News
AirAsia and AirAsia X return to profit
March 4th 2016
Shares of Malaysian AirAsia and AirAsia X (AAX) climbed to an eight-month high this week after the budget carriers posted better than expected results and showed clearer signs of executing turnarounds. Read More »
Mainline AirAsia returned to the black with a 554.2 million ringgit ($134 million) net profit in fourth-quarter 2015, which reversed an 428.5 million ringgit net loss in the year-ago quarter. The average fare rose to 177 ringgit ($43) from 171 ringgit a year earlier.
Following the announcement, AirAsia’s full-year 2015 net profit improved more than six-fold, from 82.8 million ringgit in 2014 to 541 million ringgit to December 31, 2015. Revenues increased by 16.3% and operating costs dropped mainly because of low fuel prices.
AirAsia CEO, Aireen Omar, said the results were “very good indeed for the Malaysian operations”, and cited ancillary revenues as another bright spot for the carrier. They grew 14% year-on-year. Omar added that revenue from flight insurance increased by more than 40% year-on-year.

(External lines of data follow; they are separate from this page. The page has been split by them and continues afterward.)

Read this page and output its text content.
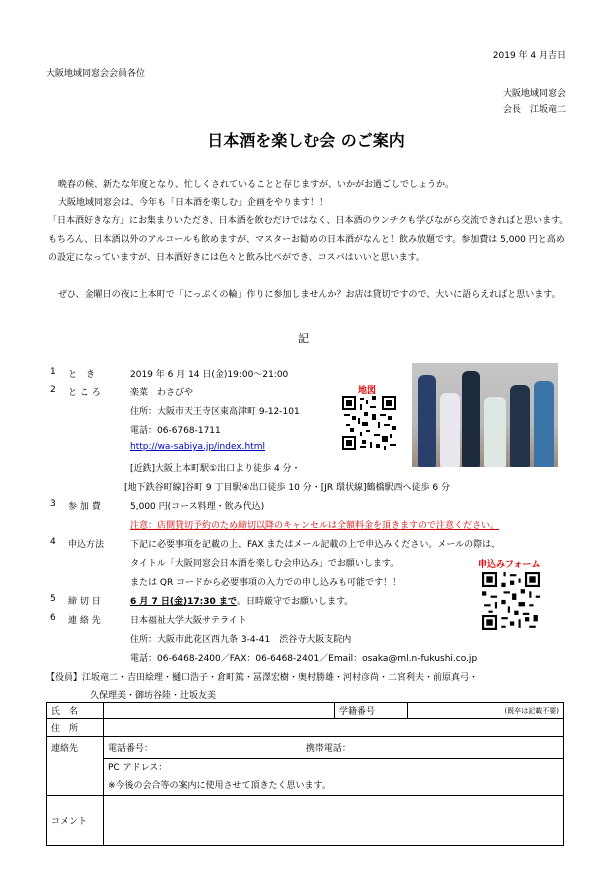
2019 年 4 月吉日
大阪地域同窓会会員各位
大阪地域同窓会
会長　江坂竜二
日本酒を楽しむ会 のご案内
晩春の候、新たな年度となり、忙しくされていることと存じますが、いかがお過ごしでしょうか。
大阪地域同窓会は、今年も「日本酒を楽しむ」企画をやります！！
「日本酒好きな方」にお集まりいただき、日本酒を飲むだけではなく、日本酒のウンチクも学びながら交流できればと思います。もちろん、日本酒以外のアルコールも飲めますが、マスターお勧めの日本酒がなんと！飲み放題です。参加費は 5,000 円と高めの設定になっていますが、日本酒好きには色々と飲み比べができ、コスパはいいと思います。
ぜひ、金曜日の夜に上本町で「にっぷくの輪」作りに参加しませんか？お店は貸切ですので、大いに語らえればと思います。
記
1 と　き	2019 年 6 月 14 日(金)19:00～21:00
2 と こ ろ	楽菜　わさびや
住所：大阪市天王寺区東高津町 9-12-101
電話：06-6768-1711
http://wa-sabiya.jp/index.html
[近鉄]大阪上本町駅①出口より徒歩 4 分・
[地下鉄谷町線]谷町 9 丁目駅④出口徒歩 10 分・[JR 環状線]鶴橋駅西へ徒歩 6 分
地図
3 参 加 費	5,000 円(コース料理・飲み代込)
注意：店側貸切予約のため締切以降のキャンセルは全額料金を頂きますので注意ください。
4 申込方法	下記に必要事項を記載の上、FAX またはメール記載の上で申込みください。メールの際は、
タイトル「大阪同窓会日本酒を楽しむ会申込み」でお願いします。
または QR コードから必要事項の入力での申し込みも可能です！！
申込みフォーム
5 締 切 日	6 月 7 日(金)17:30 まで。日時厳守でお願いします。
6 連 絡 先	日本福祉大学大阪サテライト
住所：大阪市此花区西九条 3-4-41　渋谷寺大阪支院内
電話：06-6468-2400／FAX：06-6468-2401／Email：osaka@ml.n-fukushi.co.jp
【役員】江坂竜二・吉田絵理・樋口浩子・倉町篤・冨澤宏樹・奥村勝雄・河村彦尚・二宮利夫・前原真弓・
久保理美・御坊谷陸・辻坂友美
氏　名		学籍番号	(既卒は記載不要)
住　所			
連絡先	電話番号： 携帯電話：		

	PC アドレス：
※今後の会合等の案内に使用させて頂きたく思います。		

コメント			
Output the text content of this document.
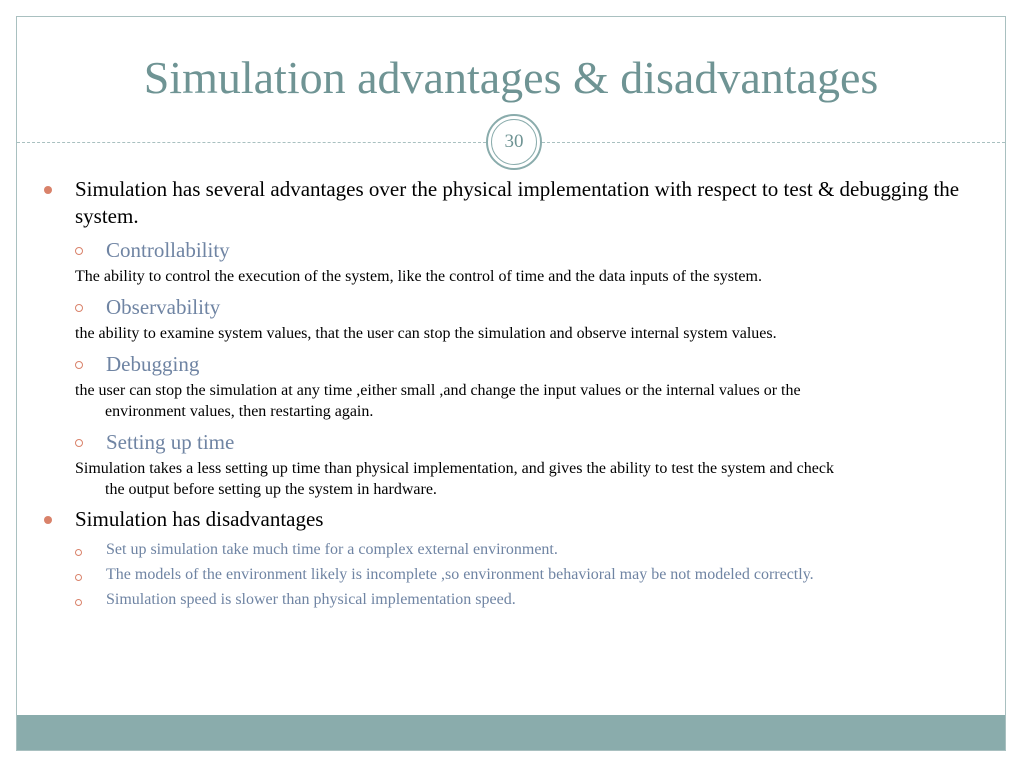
Simulation advantages & disadvantages
30
Simulation has several advantages over the physical implementation with respect to test & debugging the system.
Controllability
The ability to control the execution of the system, like the control of time and the data inputs of the system.
Observability
the ability to examine system values, that the user can stop the simulation and observe internal system values.
Debugging
the user can stop the simulation at any time ,either small ,and change the input values or the internal values or the
environment values, then restarting again.
Setting up time
Simulation takes a less setting up time than physical implementation, and gives the ability to test the system and check
the output before setting up the system in hardware.
Simulation has disadvantages
Set up simulation take much time for a complex external environment.
The models of the environment likely is incomplete ,so environment behavioral may be not modeled correctly.
Simulation speed is slower than physical implementation speed.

At AAX, the long-haul budget carrier posted its first ever profit, following eight quarters of losses. The carrier reported a net profit of 201.6 million ringgit ($48.8 million) in the fourth quarter to December 31, on better operating performance, other income, foreign exchange gains and deferred taxation.
For the full-year, AAX reduced its net loss to 360.2 million ringgit ($87.2 million) from a previous loss of 519.4 million.
At the AirAsia Group’s India offshoot, AirAsia India, losses continue. It almost doubled its quarterly net loss in the September-December period, from 12.7 million ringgit to 23.4 million ($5.7 million). This was mainly due to higher aircraft leasing costs and downward fare pressure.
The AirAsia Group has hedged 52% of its 2016 fuel needs at an average cost of $59 a barrel, group CEO, Tony Fernandes, said.